Freedom of assembly is not respected amid the ongoing violence, and the largely informal economy is inhospitable to organized labor. The conflict has forced nongovernmental organizations and UN agencies operating in Somalia to either reduce or suspend their activities. Staff from one of the few that remains, the UN World Food Programme, have faced attack, and piracy off the Somali coast has increased the cost of shipping humanitarian supplies.
 
There is no judicial system functioning effectively at the national level. The TFA passed a law to implement Sharia (Islamic law) in May 2009, but the government was unable to carry out the legislation in practice.
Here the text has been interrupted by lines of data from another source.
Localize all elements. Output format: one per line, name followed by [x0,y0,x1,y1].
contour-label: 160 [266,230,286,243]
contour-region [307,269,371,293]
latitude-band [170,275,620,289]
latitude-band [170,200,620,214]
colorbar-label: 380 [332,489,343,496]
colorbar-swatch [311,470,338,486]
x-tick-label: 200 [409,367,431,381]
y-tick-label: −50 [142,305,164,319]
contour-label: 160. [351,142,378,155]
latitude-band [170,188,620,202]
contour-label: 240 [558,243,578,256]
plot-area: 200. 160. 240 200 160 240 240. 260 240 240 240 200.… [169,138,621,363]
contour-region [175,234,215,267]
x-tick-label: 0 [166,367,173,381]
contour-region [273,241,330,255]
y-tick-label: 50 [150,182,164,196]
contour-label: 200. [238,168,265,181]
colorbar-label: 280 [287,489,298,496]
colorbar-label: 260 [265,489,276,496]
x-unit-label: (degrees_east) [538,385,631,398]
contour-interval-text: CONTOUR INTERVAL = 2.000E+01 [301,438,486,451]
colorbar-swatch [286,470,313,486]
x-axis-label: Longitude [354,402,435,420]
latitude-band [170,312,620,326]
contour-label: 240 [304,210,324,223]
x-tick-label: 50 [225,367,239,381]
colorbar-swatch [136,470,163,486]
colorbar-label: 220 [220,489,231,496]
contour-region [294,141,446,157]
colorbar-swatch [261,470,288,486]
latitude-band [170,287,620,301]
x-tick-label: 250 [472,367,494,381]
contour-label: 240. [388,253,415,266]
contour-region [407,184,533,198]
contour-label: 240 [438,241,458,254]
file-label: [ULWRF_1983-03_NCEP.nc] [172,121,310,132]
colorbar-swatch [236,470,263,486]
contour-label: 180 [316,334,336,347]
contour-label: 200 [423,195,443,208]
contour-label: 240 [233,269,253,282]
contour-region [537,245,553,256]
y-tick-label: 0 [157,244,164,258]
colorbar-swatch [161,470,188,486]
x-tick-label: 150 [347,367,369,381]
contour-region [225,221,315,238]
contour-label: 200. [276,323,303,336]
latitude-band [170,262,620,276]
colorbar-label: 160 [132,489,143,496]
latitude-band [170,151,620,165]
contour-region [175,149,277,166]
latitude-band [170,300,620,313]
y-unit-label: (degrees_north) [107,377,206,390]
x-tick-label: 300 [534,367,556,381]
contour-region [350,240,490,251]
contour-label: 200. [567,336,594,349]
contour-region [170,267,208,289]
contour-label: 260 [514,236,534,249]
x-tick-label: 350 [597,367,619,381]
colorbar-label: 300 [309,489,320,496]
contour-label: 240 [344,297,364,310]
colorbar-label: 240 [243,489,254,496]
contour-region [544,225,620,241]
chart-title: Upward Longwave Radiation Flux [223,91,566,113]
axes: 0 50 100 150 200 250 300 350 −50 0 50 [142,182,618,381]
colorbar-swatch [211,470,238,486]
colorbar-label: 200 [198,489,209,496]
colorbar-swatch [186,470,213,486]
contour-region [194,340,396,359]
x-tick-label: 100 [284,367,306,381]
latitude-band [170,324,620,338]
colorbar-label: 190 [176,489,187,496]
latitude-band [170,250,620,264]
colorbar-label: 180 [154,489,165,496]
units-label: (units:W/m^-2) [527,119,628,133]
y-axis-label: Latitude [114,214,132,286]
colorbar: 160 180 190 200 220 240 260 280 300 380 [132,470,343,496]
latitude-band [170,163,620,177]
Local authorities administer a mix of Sharia and traditional Somali forms of justice and reconciliation. The harshest codes are enforced in areas under the control of the Shabaab. People convicted of theft or other minor crimes are flogged or have their limbs amputated, usually in public.
 
The human rights situation in Somalia remained grim in 2009, with civilians caught up in fighting between the Islamist militias, the TFG, and African Union peacekeepers. There was no effective process in place to investigate allegations of human rights abuses by any of the warring parties. The office of the UN High Commissioner for Refugees estimated that there were 1.5 million internally displaced people by the year’s end, most of them living in appalling conditions. An estimated 500,000 were taking refuge in neighboring countries.
 
Most Somalis share the same ethnicity and religion, but clan divisions have long fueled violence in the country. The larger, more powerful clans continue to dominate political life and are able to use their strength to harass the weaker clans.
 
Women in Somalia face a great deal of discrimination. Female genital mutilation is still practiced in some form on nearly all Somali girls. Sexual violence is rampant due to lawlessness and impunity for perpetrators, and rape victims are often stigmatized.
Explanatory Note: 

The numerical ratings and status listed above do not reflect conditions in Somaliland, which is examined in a separate report.